Il ministro ha insistito sul fatto che non esiste alcuna prospettiva di forze armate unificate sul modello statunitense. “Nessuno pensa a una bandiera dell’Unione europea su un esercito come quello americano, perché gli Stati Uniti sono una federazione e noi no. Per noi le forze armate devono restare nazionali, ma capaci di operare insieme come se fossero un’unica marina o un’unica aeronautica”.

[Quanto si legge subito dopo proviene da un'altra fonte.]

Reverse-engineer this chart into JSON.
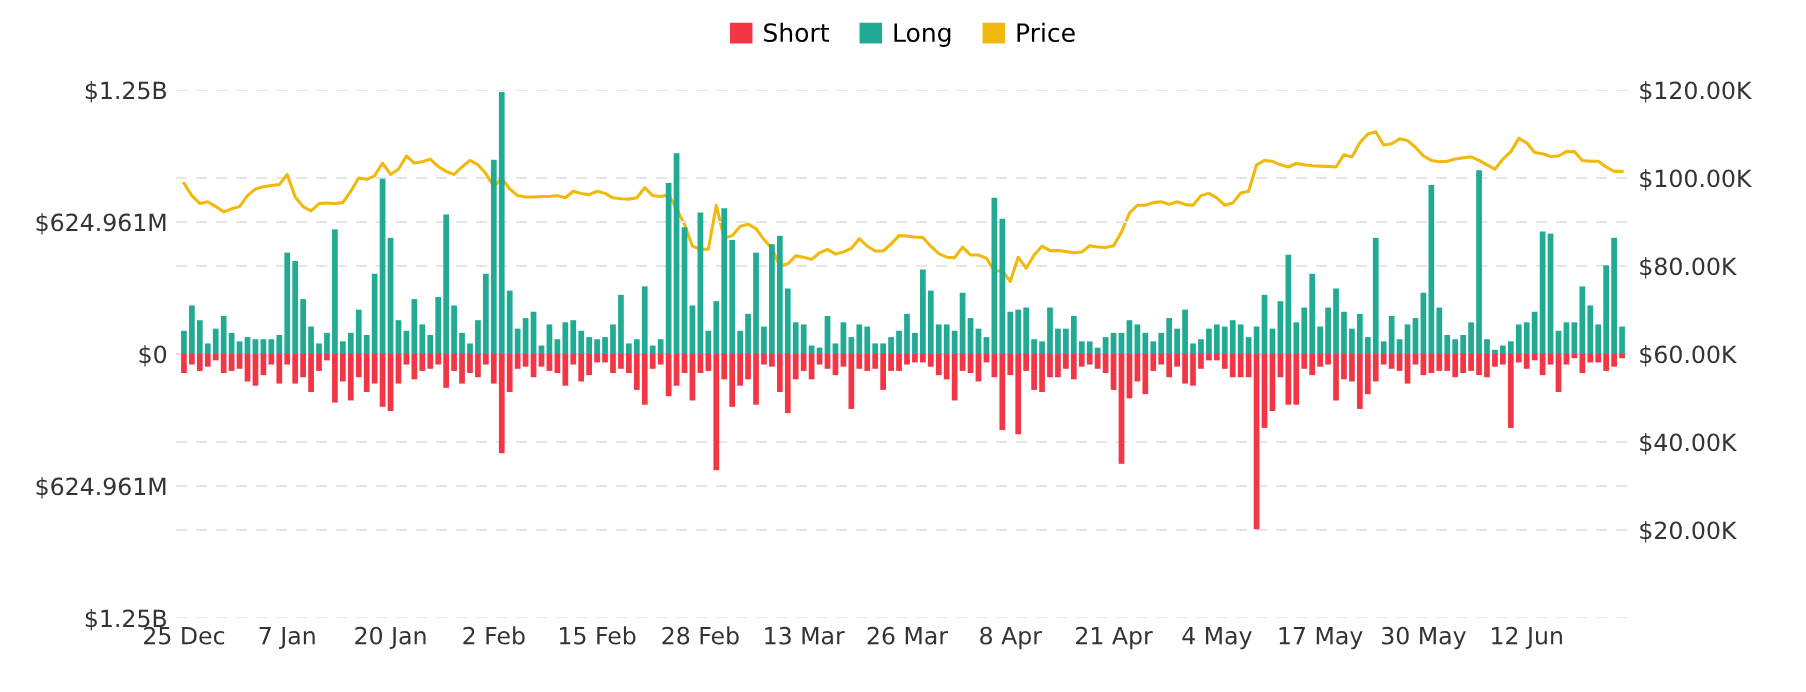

Crosetto ha quindi ribadito la centralità del ruolo di Washington. “Senza gli americani oggi non esiste né difesa né deterrenza”, ha affermato. “La deterrenza della Nato dipende principalmente dagli investimenti che gli Stati Uniti hanno fatto e continuano a fare, di una rilevanza tale da aver creato un divario tecnologico e numerico evidente”. Anche ipotizzando di aumentare drasticamente le spese europee, ha aggiunto, “se iniziassimo oggi a investire il 5 per cento del Pil, in 25 o 30 anni parleremmo comunque di capacità non paragonabili”.
Secondo il ministro, il cambio di passo dell’Europa è iniziato dopo l’invasione russa dell’Ucraina. “Ci ha risvegliati dalla convinzione che ci potessimo affidare sempre agli americani e spendere tutto sullo Stato sociale. Già Obama ci aveva detto che stavamo sbagliando e che dovevamo investire di più. Ora l’Europa ha capito che deve costruire una propria capacità all’interno della Nato e che non può permettersi un disimpegno degli Stati Uniti”.
Crosetto ha richiamato anche il tema della deterrenza nucleare. “In Europa l’unica forza atomica è quella francese, che non è paragonabile per numeri a quella russa. Possiamo forse costruire una capacità di difesa europea in 5 o 10 anni, ma non una vera capacità di deterrenza nucleare”.
Da qui la sua lettura delle parole di Cavo Dragone. “Non è un attacco a ciò che sta facendo l’Europa”, ha spiegato, “ma il richiamo a costruire un’Europa forte dentro un’alleanza forte, perché altrimenti oggi non avrebbe spalle sufficienti dietro”.